米国ミシガン州グラスレイクに1組のカップルがいる。シェリー・ジョンソンさん(22歳)とアーロン・コールさん(24歳)の2人だ。シェリーさんはミシガン大学で看護学を学んでいる。

8月18日、二人は内陸のミシガン州から東海岸のメーン州に向けて車を走らせていた。メーン州の手前にあるニューハンプシャー州に差し掛かったとき、道路から美しい滝が見えた。あの滝のところまで行ってみようということになった。

シェリーさんには、アーロンさんが危なっかしく見えた。「お願いだから、水の中を歩かないで、乾いた地面の方を歩いてよ」とシェリーさんが呼びかけても、アーロンさんは聞く耳を持たない。

案の定、アーロンさんは足を滑らせてしまう。40メートル近く下まで滑り落ちたところで、アーロンさんは頭部を岩にぶつけて止まった。

シェリーさんが駆け下りると、アーロンさんは水面にうつ伏せに浮かんでいた。シェリーさんが抱き起こすと、頭部に怪我を負って出血していた。そして、呼吸は停止していた。

すぐさま心肺蘇生措置を開始したシェリーさん。そのお陰で、アーロンさんの呼吸や脈は戻っていた。だが、頭部に外傷を負ってしまっていた。そこで、ビキニを脱いで応急処置をシェリーさんは行った。

それから彼女は、アーロンさんを担いだまま、登りに45分も要した道程を引き返すことにした。体重52キロのシェリーさんはアスリートでもあり、ハードル競技で州チャンピオンの座に輝いた実績を持つ。だが、アーロンさんの体重は73キロある。

必死になってアーロンさんを運びながら、シェリーさんは彼が眠りに落ちないように、彼を揺り起こし、話しかけ続けた。「頭部に怪我を負っていたので、昏睡状態に落ちるのを防ぐことが重要だとわかっていたからです」とシェリーさんは言う。

滝の下までたどり着くと、そこに女性が2人いた。なんと、その2人は救急救命ナースとICUナースだった。第3の幸運がシェリーさんとアーロンさんを待ち受けていたのである。

2人のナースに付き添われながら、最寄りの病院までアーロンさんを運んだ。あいにく、その病院には、頭部に重傷を負った患者を処置するための設備がなかった。そこで、アーロンさんはニューハンプシャー州 レバノン市の大病院にヘリで運ばれた。

アーロンさんは2日間入院したが、検査の結果、彼の脳は回復不能な損傷を免れていることが判明し、無事退院を果たした。
(22歳の女子ハードラーが滝から落ちた恋人を蘇生し、ビキニを脱いで止血し、下界まで担いで降りる)

心肺停止とは


心肺機能停止(cardiopulmonary arrest;CPA)とは、自律的な循環(心臓)と呼吸(肺)の機能が中断した状態を指します。

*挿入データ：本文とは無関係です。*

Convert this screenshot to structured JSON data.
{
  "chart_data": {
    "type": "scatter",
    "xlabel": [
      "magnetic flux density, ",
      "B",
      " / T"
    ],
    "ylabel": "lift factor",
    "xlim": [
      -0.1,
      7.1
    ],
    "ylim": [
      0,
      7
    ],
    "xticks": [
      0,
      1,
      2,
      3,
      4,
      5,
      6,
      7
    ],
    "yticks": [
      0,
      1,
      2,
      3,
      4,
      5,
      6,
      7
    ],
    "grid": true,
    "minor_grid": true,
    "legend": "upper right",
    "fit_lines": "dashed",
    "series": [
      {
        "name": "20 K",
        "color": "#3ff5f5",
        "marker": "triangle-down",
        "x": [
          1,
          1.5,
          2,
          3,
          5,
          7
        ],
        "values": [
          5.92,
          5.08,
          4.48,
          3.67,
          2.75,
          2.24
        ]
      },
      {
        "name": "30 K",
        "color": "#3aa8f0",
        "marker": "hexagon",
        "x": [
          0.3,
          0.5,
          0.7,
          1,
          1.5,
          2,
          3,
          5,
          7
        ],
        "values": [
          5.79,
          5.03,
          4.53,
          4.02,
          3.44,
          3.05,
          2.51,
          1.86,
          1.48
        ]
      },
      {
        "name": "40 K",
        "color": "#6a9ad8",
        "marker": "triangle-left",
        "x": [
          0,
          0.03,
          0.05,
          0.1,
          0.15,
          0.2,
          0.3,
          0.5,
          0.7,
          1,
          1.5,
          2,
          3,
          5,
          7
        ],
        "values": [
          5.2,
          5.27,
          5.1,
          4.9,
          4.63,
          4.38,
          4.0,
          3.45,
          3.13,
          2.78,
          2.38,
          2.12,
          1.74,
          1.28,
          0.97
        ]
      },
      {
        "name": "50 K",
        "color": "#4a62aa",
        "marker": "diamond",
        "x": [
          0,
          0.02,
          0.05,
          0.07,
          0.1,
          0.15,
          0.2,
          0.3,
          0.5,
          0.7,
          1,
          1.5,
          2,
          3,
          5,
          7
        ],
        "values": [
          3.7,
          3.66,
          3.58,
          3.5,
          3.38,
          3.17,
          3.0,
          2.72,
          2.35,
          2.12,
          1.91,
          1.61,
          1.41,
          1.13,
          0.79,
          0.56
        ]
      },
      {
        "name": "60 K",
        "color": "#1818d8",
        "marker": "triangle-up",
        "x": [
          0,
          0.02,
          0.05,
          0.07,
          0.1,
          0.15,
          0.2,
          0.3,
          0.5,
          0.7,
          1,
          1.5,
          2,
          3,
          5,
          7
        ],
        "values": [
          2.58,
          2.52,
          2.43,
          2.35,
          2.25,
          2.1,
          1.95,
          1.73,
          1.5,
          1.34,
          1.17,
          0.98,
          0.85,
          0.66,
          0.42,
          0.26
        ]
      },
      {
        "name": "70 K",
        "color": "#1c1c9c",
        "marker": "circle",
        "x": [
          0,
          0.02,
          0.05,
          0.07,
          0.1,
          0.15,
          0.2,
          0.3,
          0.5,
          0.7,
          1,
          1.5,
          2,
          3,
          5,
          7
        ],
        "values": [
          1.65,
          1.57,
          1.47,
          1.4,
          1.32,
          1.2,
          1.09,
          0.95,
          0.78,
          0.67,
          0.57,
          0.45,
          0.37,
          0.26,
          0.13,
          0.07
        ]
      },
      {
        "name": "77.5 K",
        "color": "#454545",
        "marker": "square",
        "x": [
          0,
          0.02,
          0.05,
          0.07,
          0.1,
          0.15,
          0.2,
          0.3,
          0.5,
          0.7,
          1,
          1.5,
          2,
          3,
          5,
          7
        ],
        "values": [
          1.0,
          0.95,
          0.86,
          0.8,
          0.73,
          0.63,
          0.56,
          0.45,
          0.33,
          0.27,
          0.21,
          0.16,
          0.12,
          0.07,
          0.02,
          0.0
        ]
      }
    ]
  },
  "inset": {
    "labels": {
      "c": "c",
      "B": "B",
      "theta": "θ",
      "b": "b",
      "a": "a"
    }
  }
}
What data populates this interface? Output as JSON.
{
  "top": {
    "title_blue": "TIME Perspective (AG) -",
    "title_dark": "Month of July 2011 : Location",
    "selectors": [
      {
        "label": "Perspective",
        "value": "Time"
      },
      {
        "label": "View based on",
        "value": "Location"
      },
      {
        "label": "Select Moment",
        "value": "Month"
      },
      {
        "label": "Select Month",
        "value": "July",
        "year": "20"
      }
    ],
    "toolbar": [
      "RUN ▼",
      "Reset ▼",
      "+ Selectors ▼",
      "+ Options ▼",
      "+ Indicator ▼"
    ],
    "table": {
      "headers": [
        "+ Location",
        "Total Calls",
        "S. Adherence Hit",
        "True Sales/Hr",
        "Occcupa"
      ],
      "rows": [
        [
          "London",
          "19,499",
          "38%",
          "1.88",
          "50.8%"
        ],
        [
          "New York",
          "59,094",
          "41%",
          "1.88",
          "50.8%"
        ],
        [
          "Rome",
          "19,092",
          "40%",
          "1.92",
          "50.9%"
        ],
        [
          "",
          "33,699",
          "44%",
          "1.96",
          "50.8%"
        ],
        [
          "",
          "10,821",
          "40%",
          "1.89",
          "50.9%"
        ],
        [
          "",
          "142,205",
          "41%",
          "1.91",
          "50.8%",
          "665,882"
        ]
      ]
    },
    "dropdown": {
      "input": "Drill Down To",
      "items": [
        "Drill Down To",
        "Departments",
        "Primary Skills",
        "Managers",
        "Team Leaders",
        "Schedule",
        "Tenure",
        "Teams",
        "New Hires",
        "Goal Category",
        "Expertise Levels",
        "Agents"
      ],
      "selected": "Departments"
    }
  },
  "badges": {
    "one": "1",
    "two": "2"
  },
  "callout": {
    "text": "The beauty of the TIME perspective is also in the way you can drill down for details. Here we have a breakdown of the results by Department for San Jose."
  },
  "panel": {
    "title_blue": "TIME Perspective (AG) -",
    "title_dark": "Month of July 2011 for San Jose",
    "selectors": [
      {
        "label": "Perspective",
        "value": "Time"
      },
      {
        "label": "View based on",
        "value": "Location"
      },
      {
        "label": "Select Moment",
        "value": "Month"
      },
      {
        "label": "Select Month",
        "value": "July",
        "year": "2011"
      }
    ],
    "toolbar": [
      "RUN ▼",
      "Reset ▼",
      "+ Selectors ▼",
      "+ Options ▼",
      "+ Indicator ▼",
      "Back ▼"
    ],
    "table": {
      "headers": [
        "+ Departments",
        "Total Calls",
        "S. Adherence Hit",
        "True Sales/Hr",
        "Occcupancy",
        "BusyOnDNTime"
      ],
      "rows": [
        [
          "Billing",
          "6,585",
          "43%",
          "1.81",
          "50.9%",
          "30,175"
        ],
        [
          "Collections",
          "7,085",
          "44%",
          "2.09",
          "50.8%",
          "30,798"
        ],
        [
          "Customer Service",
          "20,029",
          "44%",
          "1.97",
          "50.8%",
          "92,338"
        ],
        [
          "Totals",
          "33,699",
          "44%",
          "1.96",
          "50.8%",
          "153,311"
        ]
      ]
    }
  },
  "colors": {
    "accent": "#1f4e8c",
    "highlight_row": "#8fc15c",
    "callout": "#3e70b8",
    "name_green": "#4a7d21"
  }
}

心停止は心臓のポンプ機能の完全な停止を、呼吸(肺)停止は肺における外呼吸の途絶を意味し、ただちに心肺蘇生法の適応となります。

たとえ体外循環装置、人工呼吸器などの機械によってこの機能が代行されている場合でも、自律的な機能が失われていればこう呼びます。

死が不可逆的で蘇生の可能性はないと判断された状態であるのに対し、心肺機能停止は、まだ本人の自律的な心肺機能を蘇らせる可能性のある場合に対して用いられることが多いです。

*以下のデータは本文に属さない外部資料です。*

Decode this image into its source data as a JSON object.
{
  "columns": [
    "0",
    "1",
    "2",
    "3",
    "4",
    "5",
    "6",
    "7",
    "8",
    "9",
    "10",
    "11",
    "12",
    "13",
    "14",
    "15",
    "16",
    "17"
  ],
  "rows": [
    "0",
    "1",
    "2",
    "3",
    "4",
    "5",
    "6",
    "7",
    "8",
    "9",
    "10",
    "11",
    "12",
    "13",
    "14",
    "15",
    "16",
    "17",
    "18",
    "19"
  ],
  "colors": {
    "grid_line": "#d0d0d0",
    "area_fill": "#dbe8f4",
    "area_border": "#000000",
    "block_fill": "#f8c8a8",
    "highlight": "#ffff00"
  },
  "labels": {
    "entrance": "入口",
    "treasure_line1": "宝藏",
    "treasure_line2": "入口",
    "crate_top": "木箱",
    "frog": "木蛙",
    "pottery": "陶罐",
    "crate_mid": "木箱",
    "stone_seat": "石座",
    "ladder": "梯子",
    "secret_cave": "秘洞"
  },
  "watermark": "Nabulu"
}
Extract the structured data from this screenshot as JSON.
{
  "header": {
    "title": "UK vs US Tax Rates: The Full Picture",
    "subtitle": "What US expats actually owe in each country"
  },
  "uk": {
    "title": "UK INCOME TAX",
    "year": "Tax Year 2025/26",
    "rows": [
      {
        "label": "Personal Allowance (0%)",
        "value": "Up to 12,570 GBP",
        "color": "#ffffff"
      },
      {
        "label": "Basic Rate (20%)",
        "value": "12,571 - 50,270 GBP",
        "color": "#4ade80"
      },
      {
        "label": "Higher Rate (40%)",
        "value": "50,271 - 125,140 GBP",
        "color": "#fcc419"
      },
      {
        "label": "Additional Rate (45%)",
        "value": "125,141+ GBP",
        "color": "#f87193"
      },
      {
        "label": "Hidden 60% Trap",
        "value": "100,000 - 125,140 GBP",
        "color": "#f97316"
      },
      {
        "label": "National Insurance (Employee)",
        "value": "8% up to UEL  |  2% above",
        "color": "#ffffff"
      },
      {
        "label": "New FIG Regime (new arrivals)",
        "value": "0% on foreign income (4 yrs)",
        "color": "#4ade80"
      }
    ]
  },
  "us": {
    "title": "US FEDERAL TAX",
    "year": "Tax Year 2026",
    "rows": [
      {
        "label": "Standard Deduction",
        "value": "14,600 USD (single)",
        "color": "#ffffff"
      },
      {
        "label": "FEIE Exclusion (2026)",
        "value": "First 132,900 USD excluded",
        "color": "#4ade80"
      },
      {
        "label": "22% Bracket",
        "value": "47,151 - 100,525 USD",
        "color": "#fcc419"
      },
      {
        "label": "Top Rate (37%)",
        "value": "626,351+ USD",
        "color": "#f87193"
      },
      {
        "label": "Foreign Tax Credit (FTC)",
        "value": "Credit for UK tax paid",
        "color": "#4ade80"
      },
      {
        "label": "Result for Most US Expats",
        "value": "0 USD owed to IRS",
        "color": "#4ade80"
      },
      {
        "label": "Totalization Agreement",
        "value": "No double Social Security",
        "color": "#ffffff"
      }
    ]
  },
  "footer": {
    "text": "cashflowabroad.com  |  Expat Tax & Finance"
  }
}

病院外心肺停止の救命のためには、救急通報、心肺蘇生法、除細動、二次救命処置が迅速に連携する必要があります。これを、救命の連鎖(chain of survival)といいます。

心肺蘇生法のみでは、約15分以上継続しても、特別な場合(小児、低体温など)を除き、生存は望めないため、早急に二次救命処置の可能な病院に搬送する必要があります。

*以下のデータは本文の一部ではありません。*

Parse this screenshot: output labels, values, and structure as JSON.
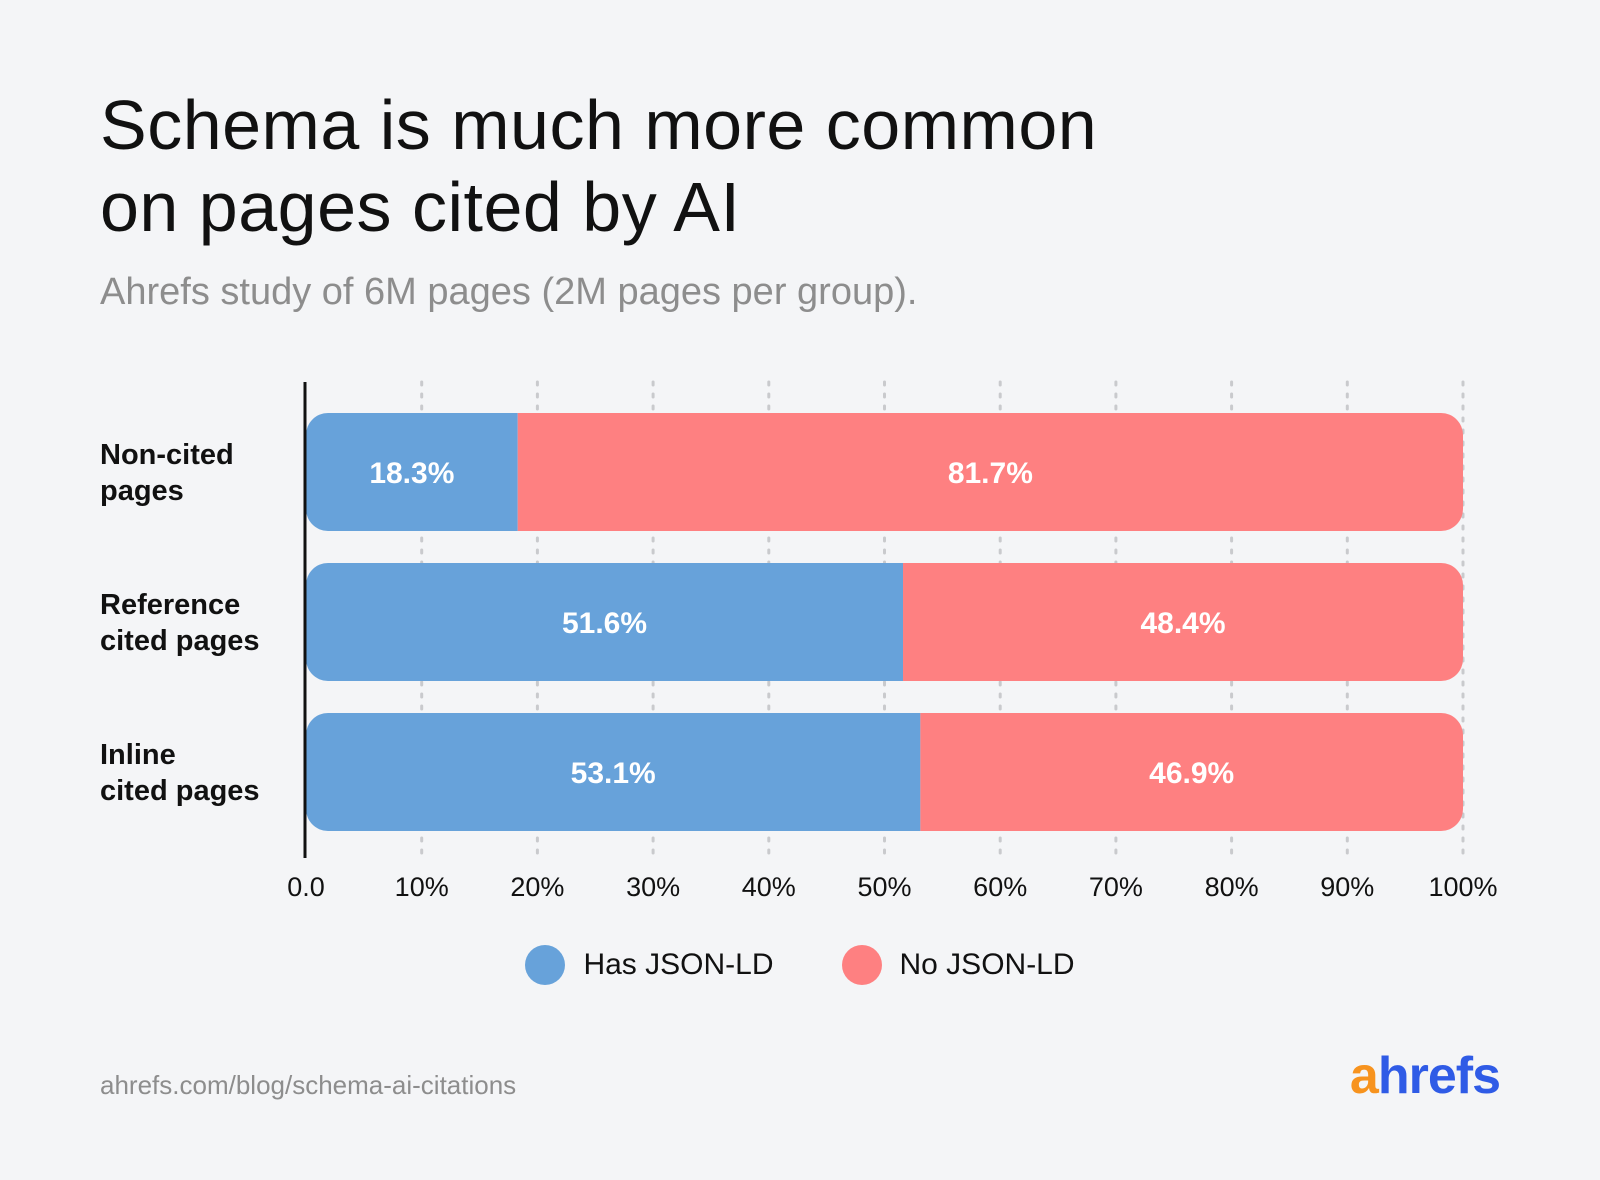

心肺停止例でも心静止、PEA(pulseless electrical activity、脈なし電気活動)の場合は、残念ながら蘇生率はいまだにかなり低いですが、心室細動や脈なし心室頻拍の場合は、早期CPR()および早期除細動が行われれば、約74%もの蘇生率が見込まれるため、CPR(心肺蘇生術cardio pulmonary resuscitation)とAED(automated external defibrillator、自動体外式除細動器)による早期除細動が望まれます。

これらは、きちんと講習を受ければ医療関係者以外の人でもAEDの使用は可能であり、航空機や公衆の集まる施設などで整備が進められています。